Die Kraft der Visionärin
Ein starkes Orgelwerk über Jeanne d’Arc
Im Laufe von sechs Jahrhunderten inspirierte Jeanne d’Arc als Jungfrau von Orleans Künstler, Musiker, Literaten zu vielfältigen Kunstwerken. Viele sind heute noch en vogue, andere wiederum gilt es, neu zu entdecken wie den Baron Fernand de La Tombelle (1854-1928), dessen d’Arc-Orgelsuite Walter Freyn erstmals in Augsburg zu Gehör brachte.
Es war ein außergewöhnliches Werk in einer maßgebenden Interpretation. D’Arcs Schicksalsweg war als Programm-Musik in Episoden offengelegt und von La Tombelle als Saint-Saens-Schüler vif kompositorisch entwickelt wie feingeistig musikalisch durchdrungen. Domremy, Jeanne d’Arcs Heimat, klang unter Freyn als Oboen-Flöten-Idyll auf, während der anschließende Ritt von Chinon nach Orleans nicht zur Kavalkade geriet, sondern vom Rhythmus einer Loure fein gezeichnet wurde. Die Krönung zu Reims entfaltete Trompetenglanz, schritt festlich aus, gewann zusehends Hauptwerk-Ausstrahlung. Passioniert fing Freyn das Gefängnisfluidum über chromatisch verlaufende Harmonien ein, während der Gang zum Scheiterhaufen zum erhabenen Mollschritt geriet.

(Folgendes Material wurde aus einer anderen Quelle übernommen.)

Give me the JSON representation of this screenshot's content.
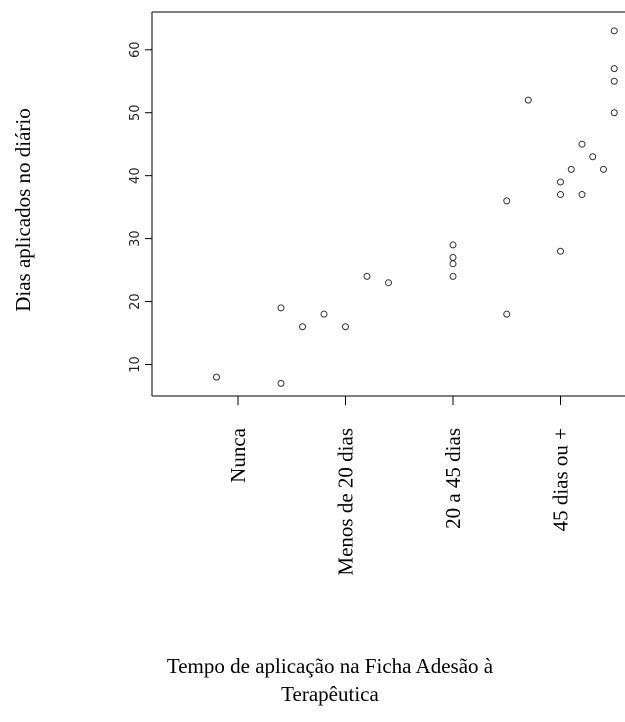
{
  "chart_data": {
    "type": "scatter",
    "title": "",
    "xlabel": "Tempo de aplicação na Ficha Adesão à Terapêutica",
    "ylabel": "Dias aplicados no diário",
    "categories": [
      "Nunca",
      "Menos de 20 dias",
      "20 a 45 dias",
      "45 dias ou +"
    ],
    "xlim": [
      0.2,
      4.6
    ],
    "ylim": [
      5,
      66
    ],
    "yticks": [
      10,
      20,
      30,
      40,
      50,
      60
    ],
    "points": [
      {
        "x": 0.8,
        "y": 8
      },
      {
        "x": 1.4,
        "y": 19
      },
      {
        "x": 1.4,
        "y": 7
      },
      {
        "x": 1.6,
        "y": 16
      },
      {
        "x": 1.8,
        "y": 18
      },
      {
        "x": 2.0,
        "y": 16
      },
      {
        "x": 2.2,
        "y": 24
      },
      {
        "x": 2.4,
        "y": 23
      },
      {
        "x": 3.0,
        "y": 29
      },
      {
        "x": 3.0,
        "y": 27
      },
      {
        "x": 3.0,
        "y": 26
      },
      {
        "x": 3.0,
        "y": 24
      },
      {
        "x": 3.5,
        "y": 36
      },
      {
        "x": 3.5,
        "y": 18
      },
      {
        "x": 3.7,
        "y": 52
      },
      {
        "x": 4.0,
        "y": 39
      },
      {
        "x": 4.0,
        "y": 37
      },
      {
        "x": 4.0,
        "y": 28
      },
      {
        "x": 4.1,
        "y": 41
      },
      {
        "x": 4.2,
        "y": 45
      },
      {
        "x": 4.2,
        "y": 37
      },
      {
        "x": 4.3,
        "y": 43
      },
      {
        "x": 4.4,
        "y": 41
      },
      {
        "x": 4.5,
        "y": 63
      },
      {
        "x": 4.5,
        "y": 57
      },
      {
        "x": 4.5,
        "y": 55
      },
      {
        "x": 4.5,
        "y": 50
      }
    ],
    "grid": false,
    "legend": "none"
  }
}
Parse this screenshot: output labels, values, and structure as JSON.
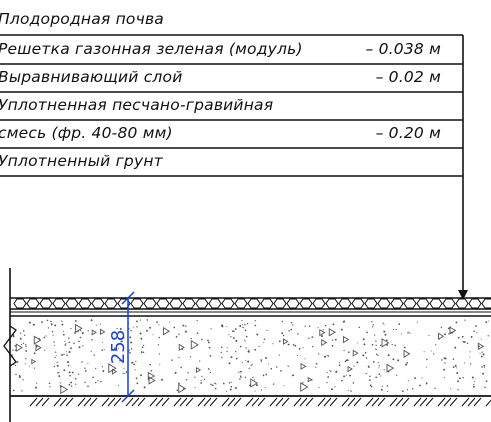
{
  "layers": [
    {
      "name": "Плодородная почва",
      "thickness": ""
    },
    {
      "name": "Решетка газонная зеленая (модуль)",
      "thickness": "– 0.038 м"
    },
    {
      "name": "Выравнивающий слой",
      "thickness": "– 0.02 м"
    },
    {
      "name": "Уплотненная песчано-гравийная",
      "thickness": ""
    },
    {
      "name": "смесь (фр. 40-80 мм)",
      "thickness": "– 0.20 м"
    },
    {
      "name": "Уплотненный грунт",
      "thickness": ""
    }
  ],
  "dimension": {
    "value": "258"
  },
  "colors": {
    "line": "#111111",
    "dimension": "#1c3fd6",
    "aggregate": "#555555"
  }
}
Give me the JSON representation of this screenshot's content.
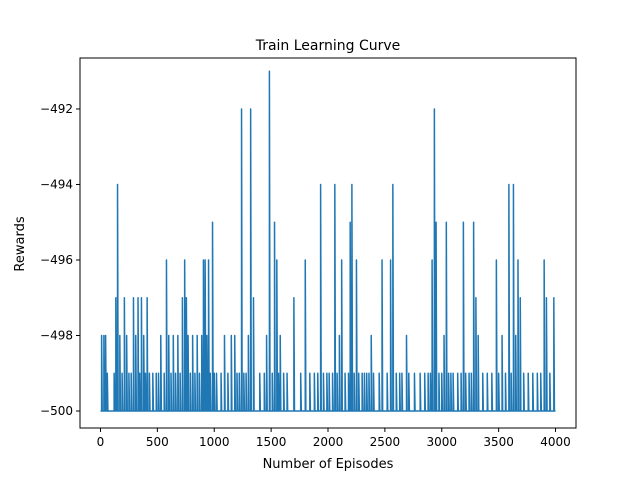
{
  "chart_data": {
    "type": "line",
    "title": "Train Learning Curve",
    "xlabel": "Number of Episodes",
    "ylabel": "Rewards",
    "xlim": [
      -180,
      4180
    ],
    "ylim": [
      -500.45,
      -490.65
    ],
    "xticks": [
      0,
      500,
      1000,
      1500,
      2000,
      2500,
      3000,
      3500,
      4000
    ],
    "yticks": [
      -500,
      -498,
      -496,
      -494,
      -492
    ],
    "xtick_labels": [
      "0",
      "500",
      "1000",
      "1500",
      "2000",
      "2500",
      "3000",
      "3500",
      "4000"
    ],
    "ytick_labels": [
      "−500",
      "−498",
      "−496",
      "−494",
      "−492"
    ],
    "grid": false,
    "legend": "none",
    "line_color": "#1f77b4",
    "baseline": -500,
    "n_episodes": 4000,
    "spikes": [
      [
        10,
        -498
      ],
      [
        30,
        -498
      ],
      [
        45,
        -498
      ],
      [
        60,
        -499
      ],
      [
        120,
        -499
      ],
      [
        135,
        -497
      ],
      [
        150,
        -494
      ],
      [
        170,
        -498
      ],
      [
        190,
        -499
      ],
      [
        210,
        -497
      ],
      [
        230,
        -498
      ],
      [
        250,
        -499
      ],
      [
        270,
        -499
      ],
      [
        290,
        -497
      ],
      [
        310,
        -498
      ],
      [
        330,
        -497
      ],
      [
        345,
        -499
      ],
      [
        360,
        -497
      ],
      [
        380,
        -498
      ],
      [
        395,
        -499
      ],
      [
        410,
        -497
      ],
      [
        430,
        -499
      ],
      [
        460,
        -499
      ],
      [
        490,
        -499
      ],
      [
        510,
        -499
      ],
      [
        530,
        -498
      ],
      [
        560,
        -499
      ],
      [
        580,
        -496
      ],
      [
        600,
        -498
      ],
      [
        620,
        -499
      ],
      [
        640,
        -498
      ],
      [
        660,
        -499
      ],
      [
        680,
        -498
      ],
      [
        700,
        -499
      ],
      [
        720,
        -497
      ],
      [
        740,
        -496
      ],
      [
        755,
        -497
      ],
      [
        770,
        -498
      ],
      [
        790,
        -499
      ],
      [
        810,
        -498
      ],
      [
        830,
        -499
      ],
      [
        850,
        -498
      ],
      [
        870,
        -499
      ],
      [
        890,
        -498
      ],
      [
        905,
        -496
      ],
      [
        920,
        -496
      ],
      [
        935,
        -498
      ],
      [
        950,
        -496
      ],
      [
        965,
        -499
      ],
      [
        985,
        -495
      ],
      [
        1000,
        -499
      ],
      [
        1020,
        -499
      ],
      [
        1060,
        -499
      ],
      [
        1090,
        -498
      ],
      [
        1120,
        -499
      ],
      [
        1150,
        -498
      ],
      [
        1180,
        -498
      ],
      [
        1200,
        -499
      ],
      [
        1220,
        -499
      ],
      [
        1240,
        -492
      ],
      [
        1260,
        -499
      ],
      [
        1280,
        -499
      ],
      [
        1300,
        -498
      ],
      [
        1320,
        -492
      ],
      [
        1345,
        -497
      ],
      [
        1400,
        -499
      ],
      [
        1440,
        -499
      ],
      [
        1460,
        -498
      ],
      [
        1485,
        -491
      ],
      [
        1510,
        -499
      ],
      [
        1530,
        -495
      ],
      [
        1550,
        -496
      ],
      [
        1565,
        -499
      ],
      [
        1580,
        -498
      ],
      [
        1610,
        -499
      ],
      [
        1640,
        -499
      ],
      [
        1700,
        -497
      ],
      [
        1760,
        -499
      ],
      [
        1800,
        -496
      ],
      [
        1840,
        -499
      ],
      [
        1880,
        -499
      ],
      [
        1910,
        -499
      ],
      [
        1935,
        -494
      ],
      [
        1960,
        -499
      ],
      [
        1990,
        -499
      ],
      [
        2010,
        -499
      ],
      [
        2040,
        -499
      ],
      [
        2060,
        -494
      ],
      [
        2080,
        -499
      ],
      [
        2100,
        -498
      ],
      [
        2120,
        -496
      ],
      [
        2150,
        -499
      ],
      [
        2180,
        -499
      ],
      [
        2195,
        -495
      ],
      [
        2210,
        -494
      ],
      [
        2230,
        -499
      ],
      [
        2250,
        -496
      ],
      [
        2270,
        -499
      ],
      [
        2300,
        -499
      ],
      [
        2320,
        -499
      ],
      [
        2340,
        -499
      ],
      [
        2360,
        -499
      ],
      [
        2380,
        -498
      ],
      [
        2400,
        -499
      ],
      [
        2450,
        -499
      ],
      [
        2475,
        -496
      ],
      [
        2520,
        -499
      ],
      [
        2550,
        -496
      ],
      [
        2570,
        -494
      ],
      [
        2600,
        -499
      ],
      [
        2630,
        -499
      ],
      [
        2650,
        -499
      ],
      [
        2690,
        -498
      ],
      [
        2710,
        -499
      ],
      [
        2760,
        -499
      ],
      [
        2810,
        -499
      ],
      [
        2850,
        -499
      ],
      [
        2880,
        -499
      ],
      [
        2900,
        -499
      ],
      [
        2915,
        -496
      ],
      [
        2935,
        -492
      ],
      [
        2950,
        -495
      ],
      [
        2975,
        -499
      ],
      [
        3000,
        -499
      ],
      [
        3020,
        -498
      ],
      [
        3040,
        -495
      ],
      [
        3060,
        -499
      ],
      [
        3080,
        -499
      ],
      [
        3100,
        -499
      ],
      [
        3140,
        -499
      ],
      [
        3170,
        -499
      ],
      [
        3190,
        -495
      ],
      [
        3210,
        -499
      ],
      [
        3240,
        -499
      ],
      [
        3260,
        -499
      ],
      [
        3280,
        -495
      ],
      [
        3300,
        -497
      ],
      [
        3320,
        -498
      ],
      [
        3360,
        -499
      ],
      [
        3400,
        -499
      ],
      [
        3440,
        -499
      ],
      [
        3480,
        -496
      ],
      [
        3500,
        -499
      ],
      [
        3530,
        -498
      ],
      [
        3560,
        -499
      ],
      [
        3590,
        -494
      ],
      [
        3610,
        -499
      ],
      [
        3630,
        -494
      ],
      [
        3650,
        -498
      ],
      [
        3670,
        -496
      ],
      [
        3690,
        -497
      ],
      [
        3720,
        -499
      ],
      [
        3760,
        -499
      ],
      [
        3800,
        -499
      ],
      [
        3840,
        -499
      ],
      [
        3870,
        -499
      ],
      [
        3900,
        -496
      ],
      [
        3920,
        -497
      ],
      [
        3950,
        -499
      ],
      [
        3985,
        -497
      ]
    ]
  }
}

Verblüffen sollten jedoch Jeannes Visionen und Stimmen, die diesen Handlungsablauf wiederholt brachen: richtungsweisend für d’Arcs Sendungsbewusstsein und zugleich ein Kraftquell, der musikalische Freiräume öffnete. Klanglicher Ätherstoff lag in der Luft, hoch vom Altarraum aus ließ feintimbriert wie aus anderer Welt die Fernorgel aufhorchen. Auch jetzt bestach die vortreffliche Registrierung von Freyn in enger Abstimmung mit Tonmeister Janson: Vox humana, Tremulant und Flautino führten so zu faszinierenden Sphärenklängen. Wurde zuerst die Erscheinung des hl. Michaels zum helllichten Reflex, so bewegte sich die „Danksagung“schwerelos als spiritueller Reigen. Hoch oben klangen kristallin die Schwebeklänge der „Stimmen“auf, während zuletzt Jeanne d’Arc in einer himmlischen Verklärung als Quintessenz überirdische Orgelzüge gewann. Über Beamer auf eine Leinwand projiziert, konnte das Publikum mitverfolgen, wie souverän Freyn die Orgel beherrschte.